Reputation: 862
I am learning statitistics, and i want to check a data's distribution, to find if it comes from normal distribution.
I find a ks-test can do this. my code list below:
In [1]: from scipy import stats
In [2]: from read_cj import read
In [3]: df = read()
[read] cost 10.066437721252441
In [4]: stats.kstest(df['XH.self_rank(30)'],'norm')
Out[4]: KstestResult(statistic=0.3203690716401366, pvalue=0.0)
this result seems mean my colums XH.self_rank(30)
is normal distribution.
but the hist plot shows like:
I dont think it comes from normal distribution.
and i tried more:
In [9]: stats.kstest([1,2,3,4], 'norm')
Out[9]: KstestResult(statistic=0.8413447460685429, pvalue=0.0012672077773713667)
In [10]: stats.kstest([1]*10000, 'norm')
Out[10]: KstestResult(statistic=0.8413447460685429, pvalue=0.0)
as you can see, the [1]*10000
is stilled considered comes from normal distribution, and [1]*10000
has same statistic value with [1, 2, 3,4]
, but different p-value. this confused me.

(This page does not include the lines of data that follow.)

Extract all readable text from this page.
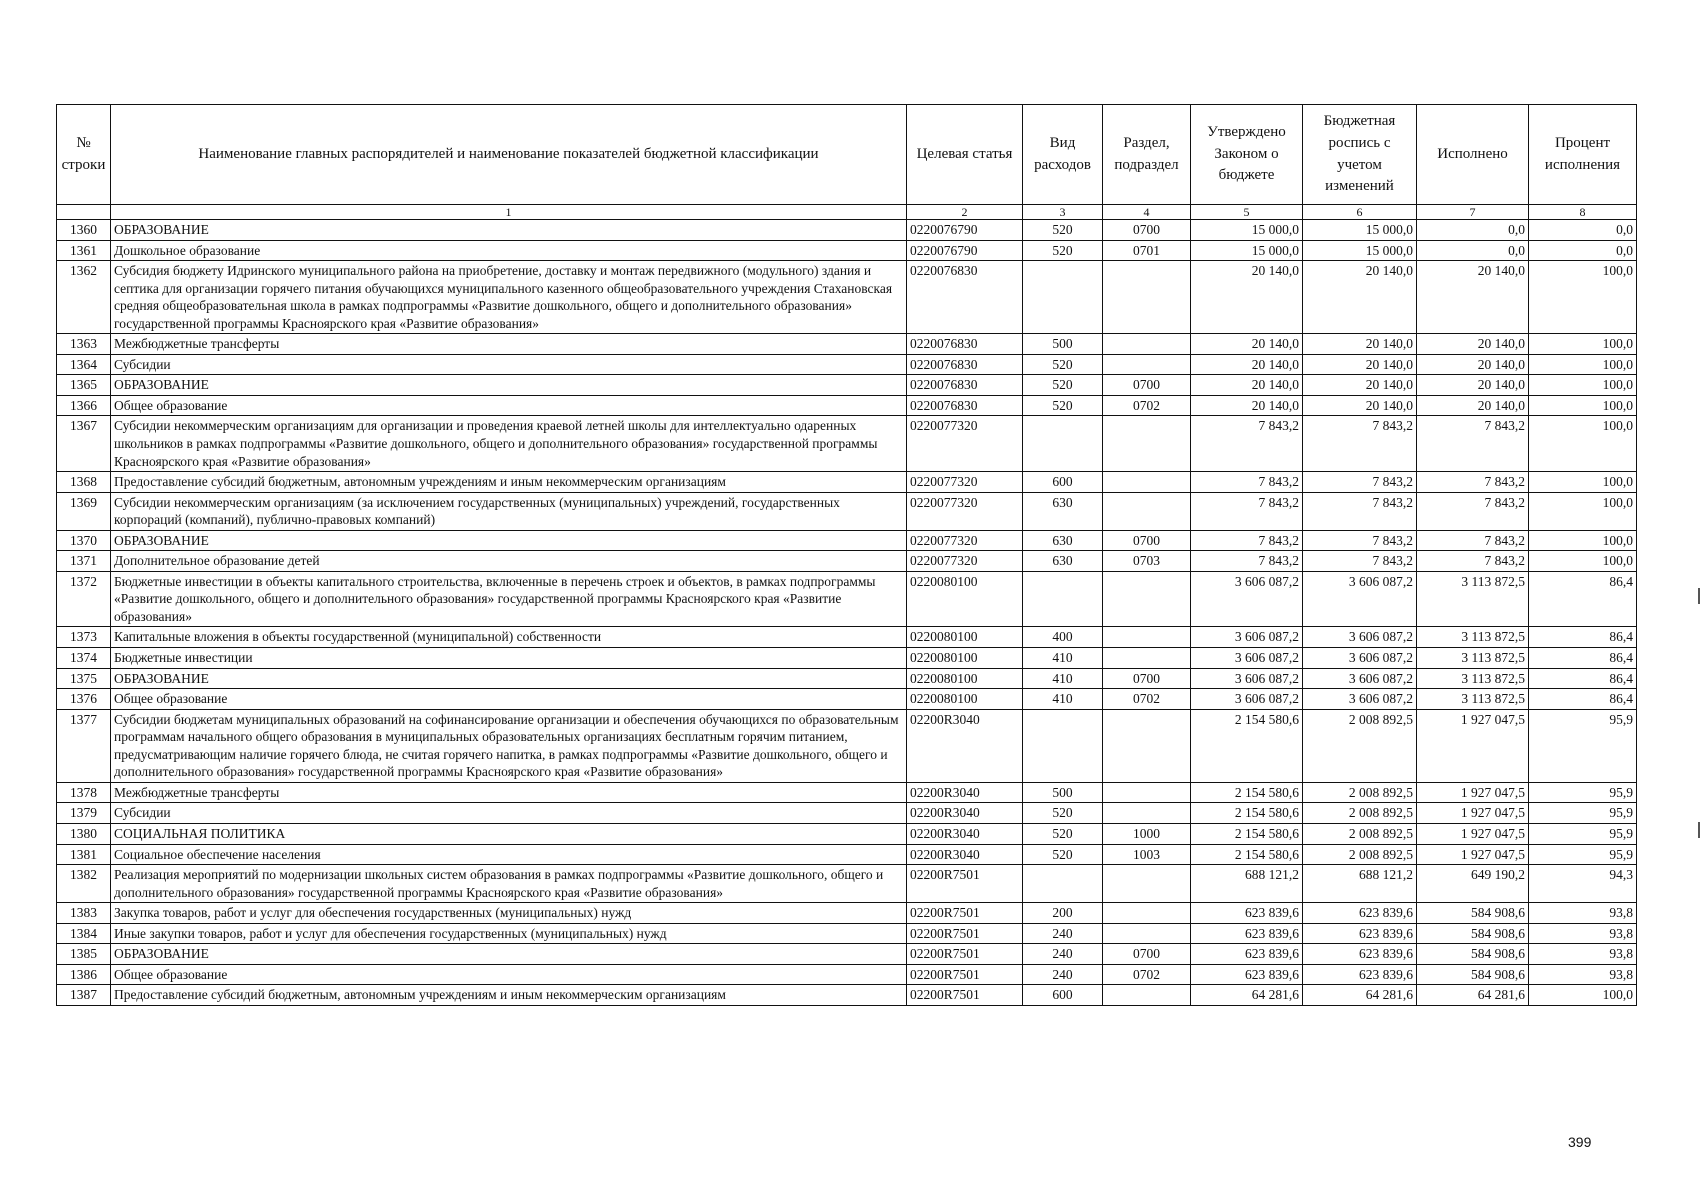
№ строки	Наименование главных распорядителей и наименование показателей бюджетной классификации	Целевая статья	Вид расходов	Раздел, подраздел	Утверждено Законом о бюджете	Бюджетная роспись с учетом изменений	Исполнено	Процент исполнения
	1	2	3	4	5	6	7	8
1360	ОБРАЗОВАНИЕ	0220076790	520	0700	15 000,0	15 000,0	0,0	0,0
1361	Дошкольное образование	0220076790	520	0701	15 000,0	15 000,0	0,0	0,0
1362	Субсидия бюджету Идринского муниципального района на приобретение, доставку и монтаж передвижного (модульного) здания и септика для организации горячего питания обучающихся муниципального казенного общеобразовательного учреждения Стахановская средняя общеобразовательная школа в рамках подпрограммы «Развитие дошкольного, общего и дополнительного образования» государственной программы Красноярского края «Развитие образования»	0220076830			20 140,0	20 140,0	20 140,0	100,0
1363	Межбюджетные трансферты	0220076830	500		20 140,0	20 140,0	20 140,0	100,0
1364	Субсидии	0220076830	520		20 140,0	20 140,0	20 140,0	100,0
1365	ОБРАЗОВАНИЕ	0220076830	520	0700	20 140,0	20 140,0	20 140,0	100,0
1366	Общее образование	0220076830	520	0702	20 140,0	20 140,0	20 140,0	100,0
1367	Субсидии некоммерческим организациям для организации и проведения краевой летней школы для интеллектуально одаренных школьников в рамках подпрограммы «Развитие дошкольного, общего и дополнительного образования» государственной программы Красноярского края «Развитие образования»	0220077320			7 843,2	7 843,2	7 843,2	100,0
1368	Предоставление субсидий бюджетным, автономным учреждениям и иным некоммерческим организациям	0220077320	600		7 843,2	7 843,2	7 843,2	100,0
1369	Субсидии некоммерческим организациям (за исключением государственных (муниципальных) учреждений, государственных корпораций (компаний), публично-правовых компаний)	0220077320	630		7 843,2	7 843,2	7 843,2	100,0
1370	ОБРАЗОВАНИЕ	0220077320	630	0700	7 843,2	7 843,2	7 843,2	100,0
1371	Дополнительное образование детей	0220077320	630	0703	7 843,2	7 843,2	7 843,2	100,0
1372	Бюджетные инвестиции в объекты капитального строительства, включенные в перечень строек и объектов, в рамках подпрограммы «Развитие дошкольного, общего и дополнительного образования» государственной программы Красноярского края «Развитие образования»	0220080100			3 606 087,2	3 606 087,2	3 113 872,5	86,4
1373	Капитальные вложения в объекты государственной (муниципальной) собственности	0220080100	400		3 606 087,2	3 606 087,2	3 113 872,5	86,4
1374	Бюджетные инвестиции	0220080100	410		3 606 087,2	3 606 087,2	3 113 872,5	86,4
1375	ОБРАЗОВАНИЕ	0220080100	410	0700	3 606 087,2	3 606 087,2	3 113 872,5	86,4
1376	Общее образование	0220080100	410	0702	3 606 087,2	3 606 087,2	3 113 872,5	86,4
1377	Субсидии бюджетам муниципальных образований на софинансирование организации и обеспечения обучающихся по образовательным программам начального общего образования в муниципальных образовательных организациях бесплатным горячим питанием, предусматривающим наличие горячего блюда, не считая горячего напитка, в рамках подпрограммы «Развитие дошкольного, общего и дополнительного образования» государственной программы Красноярского края «Развитие образования»	02200R3040			2 154 580,6	2 008 892,5	1 927 047,5	95,9
1378	Межбюджетные трансферты	02200R3040	500		2 154 580,6	2 008 892,5	1 927 047,5	95,9
1379	Субсидии	02200R3040	520		2 154 580,6	2 008 892,5	1 927 047,5	95,9
1380	СОЦИАЛЬНАЯ ПОЛИТИКА	02200R3040	520	1000	2 154 580,6	2 008 892,5	1 927 047,5	95,9
1381	Социальное обеспечение населения	02200R3040	520	1003	2 154 580,6	2 008 892,5	1 927 047,5	95,9
1382	Реализация мероприятий по модернизации школьных систем образования в рамках подпрограммы «Развитие дошкольного, общего и дополнительного образования» государственной программы Красноярского края «Развитие образования»	02200R7501			688 121,2	688 121,2	649 190,2	94,3
1383	Закупка товаров, работ и услуг для обеспечения государственных (муниципальных) нужд	02200R7501	200		623 839,6	623 839,6	584 908,6	93,8
1384	Иные закупки товаров, работ и услуг для обеспечения государственных (муниципальных) нужд	02200R7501	240		623 839,6	623 839,6	584 908,6	93,8
1385	ОБРАЗОВАНИЕ	02200R7501	240	0700	623 839,6	623 839,6	584 908,6	93,8
1386	Общее образование	02200R7501	240	0702	623 839,6	623 839,6	584 908,6	93,8
1387	Предоставление субсидий бюджетным, автономным учреждениям и иным некоммерческим организациям	02200R7501	600		64 281,6	64 281,6	64 281,6	100,0
399
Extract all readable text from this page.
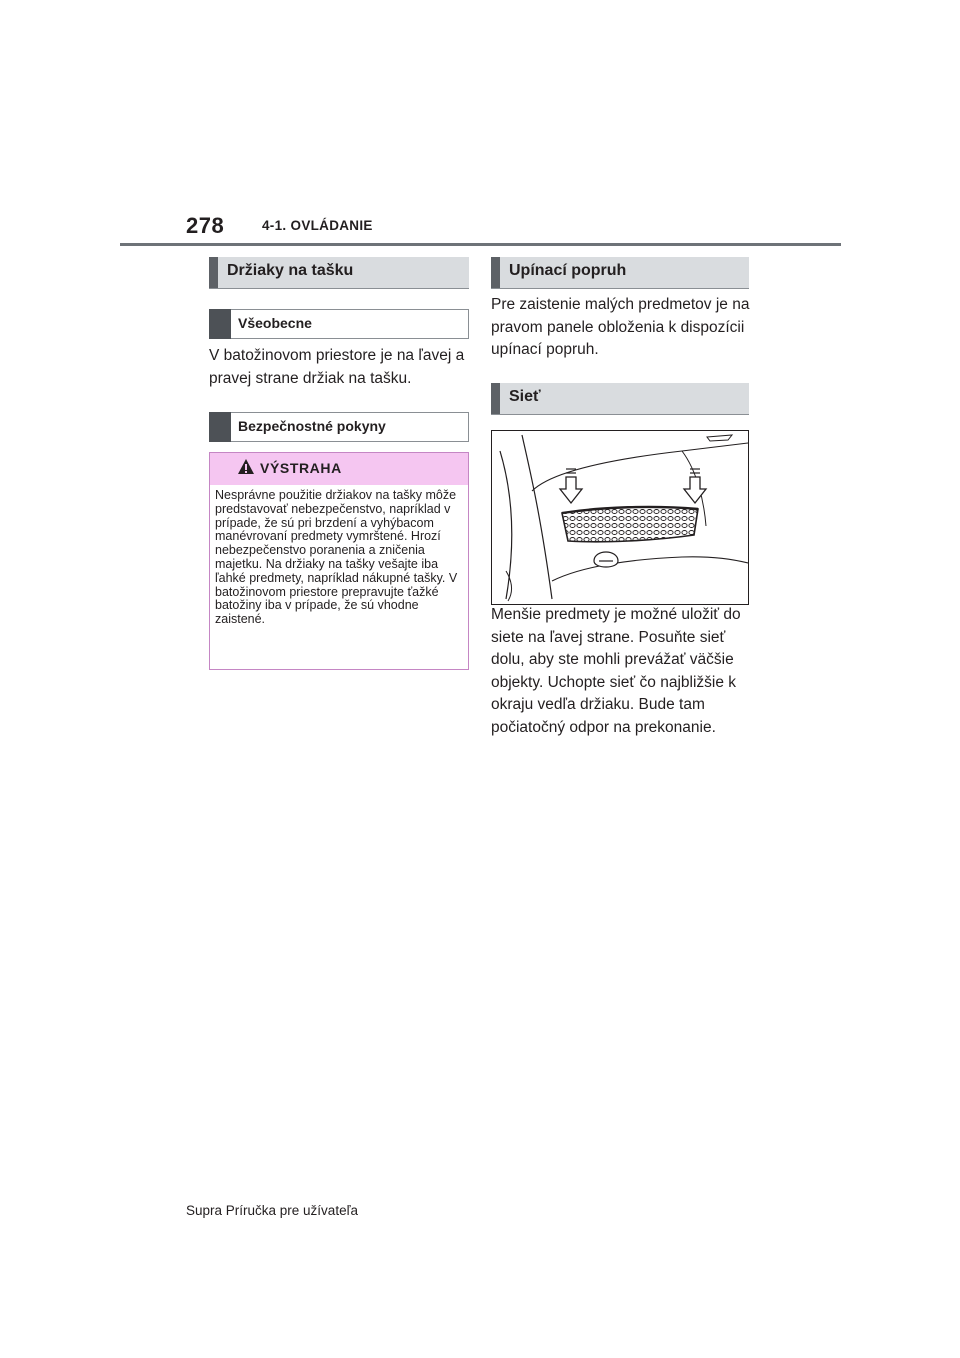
278	4-1. OVLÁDANIE
Držiaky na tašku
Všeobecne

V batožinovom priestore je na ľavej a pravej strane držiak na tašku.

Bezpečnostné pokyny
VÝSTRAHA

Nesprávne použitie držiakov na tašky môže predstavovať nebezpečenstvo, napríklad v prípade, že sú pri brzdení a vyhýbacom manévrovaní predmety vymrštené. Hrozí nebezpečenstvo poranenia a zničenia majetku. Na držiaky na tašky vešajte iba ľahké predmety, napríklad nákupné tašky. V batožinovom priestore prepravujte ťažké batožiny iba v prípade, že sú vhodne zaistené.

Upínací popruh

Pre zaistenie malých predmetov je na pravom panele obloženia k dispozícii upínací popruh.

Sieť

Menšie predmety je možné uložiť do siete na ľavej strane. Posuňte sieť dolu, aby ste mohli prevážať väčšie objekty. Uchopte sieť čo najbližšie k okraju vedľa držiaku. Bude tam počiatočný odpor na prekonanie.

Supra Príručka pre užívateľa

i think this kind of hist plot is normal distribution:
did i miss anything? can you help on this?
Upvotes: 0
Views: 445
Reputation: 1
The p-value in this case (and honestly, just about every time this phrase is used) is the probability that you would have seen the test statistic you saw, or worse, if the null hypothesis were true. Thus, if you get a very small value, it means that the data you saw were very unlikely, given the hypothesized distribution. Armed with that information, you should be willing to reject the null hypothesis, with the ever-present risk that it might have been true and you might just have observed some really unlikely data.
Upvotes: 0
Reputation: 13929
The null hypothesis of Kolmogorov-Smirnov test is that the sample comes from a normal distribution. So a p-value near zero rejects normality.
from scipy import stats
import random
print(stats.kstest([1] * 1000, 'norm').pvalue) # 0.0
print(stats.kstest([random.gauss(0, 1) for _ in range(1000)], 'norm').pvalue) # 0.7275173462861986
You can see that the uniform-ish sample leads to a p-value of zero, strongly suggesting this is not normal. On the other hand, the normal sample indeed leads to a large p-value, (correctly) suggesting that the sample is from a normal distribution.
The same applies to your case. All the suspected samples show p-values near zero, indicating that they are not from normal distributions. So stats.kstest
is not broken in my opinion.
Upvotes: 1